Beperking aan deze werkwijze: De duur van een deeltijdse tewerkstelling die ingevolge addenda of bijkomende overeenkomsten van bepaalde duur een voltijdse tewerkstelling wordt maar die toch kan gegroepeerd worden met een andere deeltijdse tewerkstelling wordt beperkt in de tijd.
Indien dergelijke tewerkstelling effectief 3 volledige kalendermaanden overschrijdt (waarmee wordt bedoeld volledige kalendermaanden en niet een kalenderperiode van 3 maanden) wordt de tewerkstelling beschouwd als een voltijdse tewerkstelling.

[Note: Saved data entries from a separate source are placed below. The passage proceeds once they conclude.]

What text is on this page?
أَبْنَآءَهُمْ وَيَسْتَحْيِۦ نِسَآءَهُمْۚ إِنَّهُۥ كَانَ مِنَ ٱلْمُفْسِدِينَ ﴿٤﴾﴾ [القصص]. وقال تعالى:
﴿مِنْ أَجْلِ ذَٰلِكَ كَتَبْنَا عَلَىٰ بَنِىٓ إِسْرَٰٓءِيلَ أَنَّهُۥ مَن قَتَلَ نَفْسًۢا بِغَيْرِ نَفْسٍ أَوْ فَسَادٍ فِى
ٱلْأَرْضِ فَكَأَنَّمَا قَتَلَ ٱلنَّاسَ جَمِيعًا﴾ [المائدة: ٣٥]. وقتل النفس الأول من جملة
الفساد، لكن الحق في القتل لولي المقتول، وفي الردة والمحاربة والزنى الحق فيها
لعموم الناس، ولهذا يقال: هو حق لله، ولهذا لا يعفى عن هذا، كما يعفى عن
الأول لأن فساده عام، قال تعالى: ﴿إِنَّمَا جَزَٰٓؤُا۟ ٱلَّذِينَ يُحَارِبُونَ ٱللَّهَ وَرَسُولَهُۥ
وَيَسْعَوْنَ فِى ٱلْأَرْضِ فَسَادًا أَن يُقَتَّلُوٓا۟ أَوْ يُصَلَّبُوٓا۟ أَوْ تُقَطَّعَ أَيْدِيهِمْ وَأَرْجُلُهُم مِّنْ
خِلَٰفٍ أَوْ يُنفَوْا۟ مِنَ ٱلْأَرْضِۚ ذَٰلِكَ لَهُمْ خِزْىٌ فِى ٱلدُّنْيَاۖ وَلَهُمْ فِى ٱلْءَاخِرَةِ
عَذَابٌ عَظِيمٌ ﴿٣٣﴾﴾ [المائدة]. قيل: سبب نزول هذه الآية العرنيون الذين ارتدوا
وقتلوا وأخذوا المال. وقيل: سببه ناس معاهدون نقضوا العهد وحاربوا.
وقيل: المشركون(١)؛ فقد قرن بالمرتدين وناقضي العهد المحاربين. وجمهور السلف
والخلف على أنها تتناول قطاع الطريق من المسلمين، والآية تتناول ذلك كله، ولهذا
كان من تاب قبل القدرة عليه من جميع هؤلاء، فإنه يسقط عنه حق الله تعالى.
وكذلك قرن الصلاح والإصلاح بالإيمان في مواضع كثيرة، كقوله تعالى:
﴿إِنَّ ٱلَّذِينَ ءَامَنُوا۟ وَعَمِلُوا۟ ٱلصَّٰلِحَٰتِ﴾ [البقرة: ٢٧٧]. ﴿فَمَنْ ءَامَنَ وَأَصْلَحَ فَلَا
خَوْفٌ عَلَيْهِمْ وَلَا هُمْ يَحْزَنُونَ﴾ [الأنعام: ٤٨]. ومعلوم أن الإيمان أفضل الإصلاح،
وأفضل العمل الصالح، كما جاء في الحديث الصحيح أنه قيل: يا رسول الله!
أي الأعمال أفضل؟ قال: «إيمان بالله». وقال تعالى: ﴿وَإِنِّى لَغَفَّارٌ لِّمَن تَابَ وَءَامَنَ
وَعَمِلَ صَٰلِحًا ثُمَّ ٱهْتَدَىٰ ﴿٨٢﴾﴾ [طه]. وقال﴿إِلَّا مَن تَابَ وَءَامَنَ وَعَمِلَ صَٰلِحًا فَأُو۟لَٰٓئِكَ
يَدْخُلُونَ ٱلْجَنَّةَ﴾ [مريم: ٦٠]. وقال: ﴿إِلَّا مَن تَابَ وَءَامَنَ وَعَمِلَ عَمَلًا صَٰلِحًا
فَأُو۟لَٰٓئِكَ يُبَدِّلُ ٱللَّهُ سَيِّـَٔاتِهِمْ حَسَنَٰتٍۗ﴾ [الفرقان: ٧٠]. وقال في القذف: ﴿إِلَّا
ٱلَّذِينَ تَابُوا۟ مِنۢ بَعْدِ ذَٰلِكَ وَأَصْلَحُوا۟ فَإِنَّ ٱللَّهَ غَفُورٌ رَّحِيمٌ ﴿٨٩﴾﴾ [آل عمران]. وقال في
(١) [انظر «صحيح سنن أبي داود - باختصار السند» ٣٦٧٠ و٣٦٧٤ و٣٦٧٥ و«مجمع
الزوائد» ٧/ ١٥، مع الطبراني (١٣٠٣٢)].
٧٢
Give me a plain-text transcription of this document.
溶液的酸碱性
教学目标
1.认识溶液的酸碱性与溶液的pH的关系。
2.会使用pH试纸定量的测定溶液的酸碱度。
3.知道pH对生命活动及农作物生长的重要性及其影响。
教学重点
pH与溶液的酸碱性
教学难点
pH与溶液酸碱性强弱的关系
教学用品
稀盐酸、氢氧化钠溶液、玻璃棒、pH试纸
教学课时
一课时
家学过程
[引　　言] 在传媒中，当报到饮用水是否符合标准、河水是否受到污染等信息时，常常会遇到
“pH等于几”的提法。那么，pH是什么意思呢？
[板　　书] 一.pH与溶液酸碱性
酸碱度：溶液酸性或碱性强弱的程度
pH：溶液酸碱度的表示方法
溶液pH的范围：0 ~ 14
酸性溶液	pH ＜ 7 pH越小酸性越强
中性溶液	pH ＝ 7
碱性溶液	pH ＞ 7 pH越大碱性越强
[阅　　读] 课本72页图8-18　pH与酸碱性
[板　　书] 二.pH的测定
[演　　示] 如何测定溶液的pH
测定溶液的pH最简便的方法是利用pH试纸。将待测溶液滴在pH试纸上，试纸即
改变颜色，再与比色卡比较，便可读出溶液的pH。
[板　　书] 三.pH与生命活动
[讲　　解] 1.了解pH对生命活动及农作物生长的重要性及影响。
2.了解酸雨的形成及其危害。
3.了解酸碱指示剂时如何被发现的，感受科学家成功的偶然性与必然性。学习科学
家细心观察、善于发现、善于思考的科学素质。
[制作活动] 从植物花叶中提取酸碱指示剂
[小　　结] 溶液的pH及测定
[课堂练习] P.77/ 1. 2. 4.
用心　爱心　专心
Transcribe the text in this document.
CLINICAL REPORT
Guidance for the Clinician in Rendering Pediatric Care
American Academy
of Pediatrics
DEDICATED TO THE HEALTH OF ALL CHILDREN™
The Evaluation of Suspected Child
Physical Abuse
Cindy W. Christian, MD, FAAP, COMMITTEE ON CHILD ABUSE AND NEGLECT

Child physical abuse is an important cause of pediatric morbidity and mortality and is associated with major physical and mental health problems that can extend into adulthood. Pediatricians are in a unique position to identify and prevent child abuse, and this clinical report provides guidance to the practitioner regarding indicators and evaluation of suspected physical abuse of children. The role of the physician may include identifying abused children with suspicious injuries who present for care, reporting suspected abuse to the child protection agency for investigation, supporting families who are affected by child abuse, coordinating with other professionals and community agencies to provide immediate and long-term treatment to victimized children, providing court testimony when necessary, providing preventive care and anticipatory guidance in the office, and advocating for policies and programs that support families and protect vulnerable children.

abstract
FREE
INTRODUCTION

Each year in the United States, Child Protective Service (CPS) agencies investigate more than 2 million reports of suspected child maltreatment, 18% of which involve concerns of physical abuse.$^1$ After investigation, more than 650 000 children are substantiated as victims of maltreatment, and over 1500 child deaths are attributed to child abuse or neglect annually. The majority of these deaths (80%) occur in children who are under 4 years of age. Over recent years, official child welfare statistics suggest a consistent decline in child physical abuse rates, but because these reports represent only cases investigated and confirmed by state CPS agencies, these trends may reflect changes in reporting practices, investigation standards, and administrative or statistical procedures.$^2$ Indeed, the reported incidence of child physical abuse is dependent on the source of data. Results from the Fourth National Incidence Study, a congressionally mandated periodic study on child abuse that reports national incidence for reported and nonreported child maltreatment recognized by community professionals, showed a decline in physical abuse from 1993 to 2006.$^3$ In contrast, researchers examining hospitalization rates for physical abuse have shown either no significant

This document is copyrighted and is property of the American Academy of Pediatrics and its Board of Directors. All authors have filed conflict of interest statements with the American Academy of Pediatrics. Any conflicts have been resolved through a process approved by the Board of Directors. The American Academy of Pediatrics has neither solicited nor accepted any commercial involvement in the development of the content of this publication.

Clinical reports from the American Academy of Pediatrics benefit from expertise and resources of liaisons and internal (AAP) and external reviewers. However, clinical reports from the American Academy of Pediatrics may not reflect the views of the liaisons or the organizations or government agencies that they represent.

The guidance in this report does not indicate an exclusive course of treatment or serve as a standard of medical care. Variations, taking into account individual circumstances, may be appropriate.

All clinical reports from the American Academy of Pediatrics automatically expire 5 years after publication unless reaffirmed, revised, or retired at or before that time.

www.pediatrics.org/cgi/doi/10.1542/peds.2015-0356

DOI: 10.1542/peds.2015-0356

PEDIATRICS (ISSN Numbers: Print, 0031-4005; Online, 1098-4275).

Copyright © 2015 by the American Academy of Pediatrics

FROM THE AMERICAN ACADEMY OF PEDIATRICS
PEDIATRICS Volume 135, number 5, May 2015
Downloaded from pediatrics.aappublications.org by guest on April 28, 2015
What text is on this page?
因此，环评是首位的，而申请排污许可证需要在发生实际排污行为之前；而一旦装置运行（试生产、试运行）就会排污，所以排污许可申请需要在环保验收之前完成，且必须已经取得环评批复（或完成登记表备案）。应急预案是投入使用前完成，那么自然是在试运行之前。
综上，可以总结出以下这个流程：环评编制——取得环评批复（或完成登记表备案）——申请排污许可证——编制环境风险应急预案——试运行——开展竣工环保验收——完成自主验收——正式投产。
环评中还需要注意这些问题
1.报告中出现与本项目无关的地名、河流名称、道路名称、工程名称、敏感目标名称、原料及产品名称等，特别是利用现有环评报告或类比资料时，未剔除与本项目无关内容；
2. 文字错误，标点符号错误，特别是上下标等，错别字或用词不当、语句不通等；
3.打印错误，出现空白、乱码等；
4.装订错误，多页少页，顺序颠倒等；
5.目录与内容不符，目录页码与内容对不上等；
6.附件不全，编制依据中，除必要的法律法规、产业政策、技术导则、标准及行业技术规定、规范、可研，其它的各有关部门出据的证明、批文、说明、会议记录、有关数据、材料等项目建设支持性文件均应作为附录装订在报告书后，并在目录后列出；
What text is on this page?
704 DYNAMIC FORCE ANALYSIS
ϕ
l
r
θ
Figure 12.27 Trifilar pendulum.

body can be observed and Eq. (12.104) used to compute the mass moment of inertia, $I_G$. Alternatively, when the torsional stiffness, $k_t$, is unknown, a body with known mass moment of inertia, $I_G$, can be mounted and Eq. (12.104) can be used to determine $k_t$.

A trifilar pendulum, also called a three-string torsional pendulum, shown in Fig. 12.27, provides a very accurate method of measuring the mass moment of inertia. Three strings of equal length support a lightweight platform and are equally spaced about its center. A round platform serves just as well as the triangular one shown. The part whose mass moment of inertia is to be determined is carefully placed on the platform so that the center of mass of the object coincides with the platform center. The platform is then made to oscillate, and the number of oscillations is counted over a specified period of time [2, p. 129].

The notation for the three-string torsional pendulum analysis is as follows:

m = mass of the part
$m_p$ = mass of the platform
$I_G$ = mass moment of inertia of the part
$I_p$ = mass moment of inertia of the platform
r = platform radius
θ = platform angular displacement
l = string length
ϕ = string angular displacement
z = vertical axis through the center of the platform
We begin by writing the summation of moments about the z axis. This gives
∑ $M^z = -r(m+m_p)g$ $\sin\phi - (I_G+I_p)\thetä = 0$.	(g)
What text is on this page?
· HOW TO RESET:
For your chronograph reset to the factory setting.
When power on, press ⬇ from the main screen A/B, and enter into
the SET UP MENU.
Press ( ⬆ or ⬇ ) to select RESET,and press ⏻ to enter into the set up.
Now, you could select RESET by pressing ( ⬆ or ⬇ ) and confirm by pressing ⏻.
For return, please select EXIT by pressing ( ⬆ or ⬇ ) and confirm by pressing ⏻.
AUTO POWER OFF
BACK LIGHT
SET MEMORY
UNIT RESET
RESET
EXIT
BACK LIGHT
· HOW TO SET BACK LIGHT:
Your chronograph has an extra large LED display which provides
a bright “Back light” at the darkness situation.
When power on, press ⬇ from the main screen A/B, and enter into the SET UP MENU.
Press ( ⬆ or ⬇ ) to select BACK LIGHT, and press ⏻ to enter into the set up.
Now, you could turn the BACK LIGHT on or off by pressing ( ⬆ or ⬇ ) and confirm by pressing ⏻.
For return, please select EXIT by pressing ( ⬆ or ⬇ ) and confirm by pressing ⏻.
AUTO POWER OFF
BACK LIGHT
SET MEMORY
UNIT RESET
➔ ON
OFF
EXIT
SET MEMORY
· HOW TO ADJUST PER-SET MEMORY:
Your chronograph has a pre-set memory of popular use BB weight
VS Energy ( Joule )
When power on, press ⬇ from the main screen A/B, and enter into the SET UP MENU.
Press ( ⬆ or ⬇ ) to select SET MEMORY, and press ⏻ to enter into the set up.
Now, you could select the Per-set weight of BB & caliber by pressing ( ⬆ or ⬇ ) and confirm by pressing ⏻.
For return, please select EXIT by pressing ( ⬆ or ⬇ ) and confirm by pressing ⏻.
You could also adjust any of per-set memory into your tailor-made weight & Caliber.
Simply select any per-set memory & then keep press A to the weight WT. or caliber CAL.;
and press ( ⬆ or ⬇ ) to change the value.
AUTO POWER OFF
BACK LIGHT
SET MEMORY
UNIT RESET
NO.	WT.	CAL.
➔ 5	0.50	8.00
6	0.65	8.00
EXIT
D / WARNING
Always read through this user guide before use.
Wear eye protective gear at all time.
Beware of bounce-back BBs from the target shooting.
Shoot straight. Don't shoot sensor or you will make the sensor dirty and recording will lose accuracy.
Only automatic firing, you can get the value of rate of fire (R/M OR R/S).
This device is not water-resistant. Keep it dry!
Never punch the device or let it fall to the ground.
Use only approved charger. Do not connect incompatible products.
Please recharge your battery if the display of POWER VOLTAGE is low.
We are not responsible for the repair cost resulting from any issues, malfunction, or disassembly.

Vanaf de 4de volledige kalendermaand is er dus niet langer sprake van ononderbroken opeenvolgende deeltijdse tewerkstelling en mag dus bij batchverwerking niet langer de waarde “4” in de zone 00769 (onderbreking van de tewerkstelling) worden toegekend.
Voorbeeld 1
- Deeltijdse tewerkstelling 19/38 van 01/01/2016 tot en met 31/12/2016
- Bijkomende deeltijdse arbeidsovereenkomst 19/38 van 15/07/2016 tot en met 14/11/2016
- “Voltijdse” tewerkstelling < 3 volledige kalendermaanden en dus, indien het risico tijdelijke werkloosheid zich voordoet, één ASR voor de maand 11/2016 mogelijk
Voorbeeld 2
- Deeltijdse tewerkstelling 19/38 van 01/01/2016 tot en met 31/12/2016
- Bijkomende deeltijdse arbeidsovereenkomst 19/38 van 15/06/2016 tot en met 14/11/2016
- “Voltijdse” tewerkstelling > 3 volledige kalendermaanden en dus, indien het risico tijdelijke werkloosheid zich zowel vóór als na 14/11/2016 voordoet, voor de maand 11/2016 twee ASR’s vereist.
4 - Onderbroken tewerkstellingen
Indien er een onderbreking van de tewerkstelling is (anders dan een weekend, inhaalrustdag of een feestdag), moet u voor elke onderbroken tewerkstelling een afzonderlijke ASR scenario 5 verrichten.
Voorbeeld:
Tewerkstelling van 01/01/2016 tot 15/01/2016: Q/S = 25/38
Tewerkstelling van 18/01/2016 tot 22/01/2016: Q/S = 20/38
Tewerkstelling van 26/01/2016 tot 29/01/2016: Q/S = 30/38
Tijdelijke werkloosheid wegens slecht weer op 11/01 en 27/01. Het gaat om een eerste tijdelijke werkloosheid bij deze werkgever
Voor de maand januari 2016 verricht de werkgever:
- 2 ASR’s scenario 2, resp. voor tijdelijke werkloosheid op 11/01 (Q/S = 25/38) en voor tijdelijke werkloosheid op 27/01 (Q/S = 30/38) ;
- 2 ASR’s scenario 5, resp.voor tijdelijke werkloosheid op 11/01 en voor tijdelijke werkloosheid op 27/01. Er is immers een onderbreking van de tewerkstelling van 23/01/2016 tot en met 25/01/2016.